On July 1 a strong cold front swept through the Midwest, producing a line of thunderstorms that extended from eastern New York back into eastern Illinois. As the front stalled south of the Ohio River on July 2, thunderstorms developed on the periphery of the cooler air in western Iowa and Minnesota. The dry weather was especially welcome in western Missouri, Iowa, Minnesota, and Wisconsin, areas which have received too much rain recently. However, showers and thunderstorms developed ahead of a warm front on July 3, producing moderate rainfall over parts of Iowa, Missouri, Illinois, and Indiana. This was the first significant rainfall in two weeks over parts of Illinois and Indiana, and came at an opportune time for corn and soybean development (Figure 5). Temperatures were well below normal for most of the central and northern Midwest during the first three days of July, due to the dominance of the Canadian high (Figure 6).
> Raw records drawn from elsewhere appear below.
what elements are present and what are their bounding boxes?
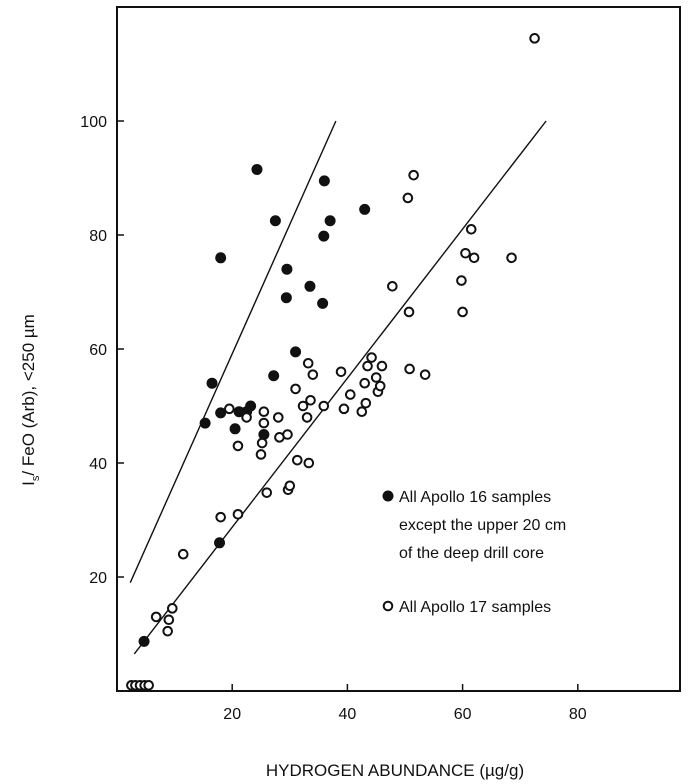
data-point-open: [374, 380, 386, 392]
plot-frame: [116, 6, 681, 692]
data-point-open: [366, 352, 377, 363]
x-tick-label: 40: [339, 706, 357, 723]
data-point-filled: [251, 163, 263, 175]
y-tick-label: 80: [89, 228, 107, 245]
y-tick-label: 40: [89, 456, 107, 473]
data-point-open: [282, 429, 293, 440]
data-point-open: [258, 417, 270, 429]
y-tick-label: 20: [89, 570, 107, 587]
data-point-open: [404, 363, 415, 375]
data-point-filled: [214, 537, 226, 549]
data-point-open: [344, 389, 356, 400]
data-point-open: [215, 511, 226, 523]
legend-marker-open: [382, 600, 394, 612]
trend-line: [133, 120, 547, 655]
data-point-filled: [258, 429, 270, 440]
data-point-open: [232, 440, 244, 452]
data-point-open: [261, 487, 273, 498]
data-point-filled: [359, 203, 371, 215]
data-point-open: [224, 403, 235, 415]
y-tick-label: 100: [80, 114, 107, 131]
data-point-filled: [317, 297, 329, 309]
legend-text-line: except the upper 20 cm: [399, 517, 566, 534]
legend-text-line: All Apollo 16 samples: [399, 489, 551, 506]
data-point-open: [256, 437, 268, 449]
legend-marker-filled: [382, 490, 394, 502]
trend-line: [129, 120, 337, 583]
y-axis-label-rest: / FeO (Arb), <250 µm: [19, 314, 38, 475]
x-axis-label: HYDROGEN ABUNDANCE (µg/g): [266, 761, 524, 780]
data-point-open: [297, 400, 309, 412]
data-point-open: [408, 169, 419, 181]
y-axis-label: Is/ FeO (Arb), <250 µm: [19, 314, 42, 486]
data-point-open: [529, 33, 540, 44]
data-point-open: [272, 412, 284, 423]
legend-text-line: of the deep drill core: [399, 545, 544, 562]
data-point-filled: [199, 417, 211, 429]
data-point-open: [468, 252, 480, 264]
data-point-open: [303, 457, 315, 469]
y-axis-label-main: I: [19, 481, 38, 486]
data-point-open: [402, 192, 414, 204]
data-point-open: [338, 403, 350, 415]
data-point-open: [150, 611, 162, 623]
x-tick-label: 20: [223, 706, 241, 723]
data-point-open: [177, 548, 189, 560]
data-point-open: [457, 306, 468, 318]
data-point-open: [506, 252, 517, 264]
data-point-filled: [245, 400, 257, 412]
data-point-filled: [215, 252, 227, 264]
x-tick-label: 80: [569, 706, 587, 723]
data-point-open: [370, 372, 382, 383]
data-point-open: [290, 383, 301, 395]
data-point-open: [356, 406, 368, 418]
data-point-filled: [269, 215, 281, 227]
data-point-open: [166, 603, 178, 614]
data-point-filled: [138, 635, 150, 647]
x-tick-label: 60: [454, 706, 472, 723]
data-point-open: [143, 680, 154, 691]
data-point-open: [162, 625, 173, 637]
data-point-open: [307, 369, 319, 380]
data-point-open: [318, 400, 330, 412]
data-point-open: [419, 369, 431, 380]
data-point-open: [460, 247, 471, 259]
data-point-open: [258, 406, 270, 418]
data-point-open: [403, 306, 415, 318]
data-point-filled: [215, 407, 227, 419]
data-point-filled: [318, 175, 330, 187]
data-point-filled: [268, 370, 280, 382]
data-point-open: [387, 281, 398, 292]
data-point-open: [284, 480, 296, 492]
data-point-open: [291, 454, 303, 466]
data-point-open: [359, 377, 370, 389]
data-point-open: [232, 509, 244, 520]
data-point-filled: [280, 292, 292, 304]
data-point-filled: [281, 263, 293, 275]
data-point-open: [301, 412, 313, 423]
data-point-open: [305, 395, 316, 406]
svg-text:Is/ FeO (Arb), <250 µm: Is/ FeO (Arb), <250 µm: [19, 314, 42, 486]
data-point-open: [456, 275, 467, 286]
data-point-open: [302, 357, 314, 369]
data-point-open: [376, 360, 388, 372]
data-point-open: [362, 360, 373, 372]
y-axis-label-subscript: s: [30, 475, 42, 481]
data-point-filled: [324, 215, 336, 227]
data-point-filled: [304, 280, 316, 292]
data-point-open: [163, 614, 175, 626]
data-point-filled: [290, 346, 302, 358]
data-point-open: [255, 449, 267, 460]
data-point-filled: [318, 230, 330, 242]
y-tick-label: 60: [89, 342, 107, 359]
data-point-filled: [229, 423, 241, 435]
data-point-open: [465, 224, 477, 235]
data-point-open: [241, 412, 252, 423]
legend: All Apollo 16 samples except the upper 20…: [382, 489, 566, 616]
legend-text-line: All Apollo 17 samples: [399, 599, 551, 616]
data-point-open: [360, 397, 372, 409]
data-point-open: [335, 366, 347, 378]
data-point-filled: [206, 377, 218, 389]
The week of July 4-10 was very dry in the northern tier states of the Midwest, and quite wet in a region of active weather arcing across the central and southern states of the region. Rain amounts were less than 0.25 inches across the north, while some places to the south received 2-4 inches (Figure 7). A narrow band passing through La Crosse, WI, received no measurable rain; in fact, La Crosse had experienced 19 consecutive days with no measurable rain, starting June 22. Most of eastern Illinois and Indiana received more than 200% of normal during the same period (Figure 8). The departures in Iowa, Minnesota, and Wisconsin exceeded an inch just for a single week (Figure 9), and, combined with previous dryness, that area began to have serious soil moisture shortages. A month earlier, these areas were saturated or under standing water. Ironically, the corn and soybeans that did make it through the wet period formed shallow roots, making them more susceptible to the incipient dry period. A quasi-stationary boundary to the south of the Midwest pushed back to the north on July 7 and 8, bringing the ring-of-fire convection to the central Midwest. Temperatures increased after the passage of a warm front on July 6, but it stalled short of the northeastern half of the region. The southeast Midwest was 3-5°F above normal, while the northeast Midwest was a few degrees below normal (Figure 10). Rain was spotty on the 7th and 8th, but some very strong mesoscale convective systems started rolling along the boundary from northern Nebraska, through central Iowa, into northern and eastern Illinois, the southern two-thirds of Indiana, and southward into much of Kentucky. From July 8 to 10, at least 3 separate mesoscale systems traveled on nearly the same trajectory (Figure 11, UIUC Department of Atmospheric Science).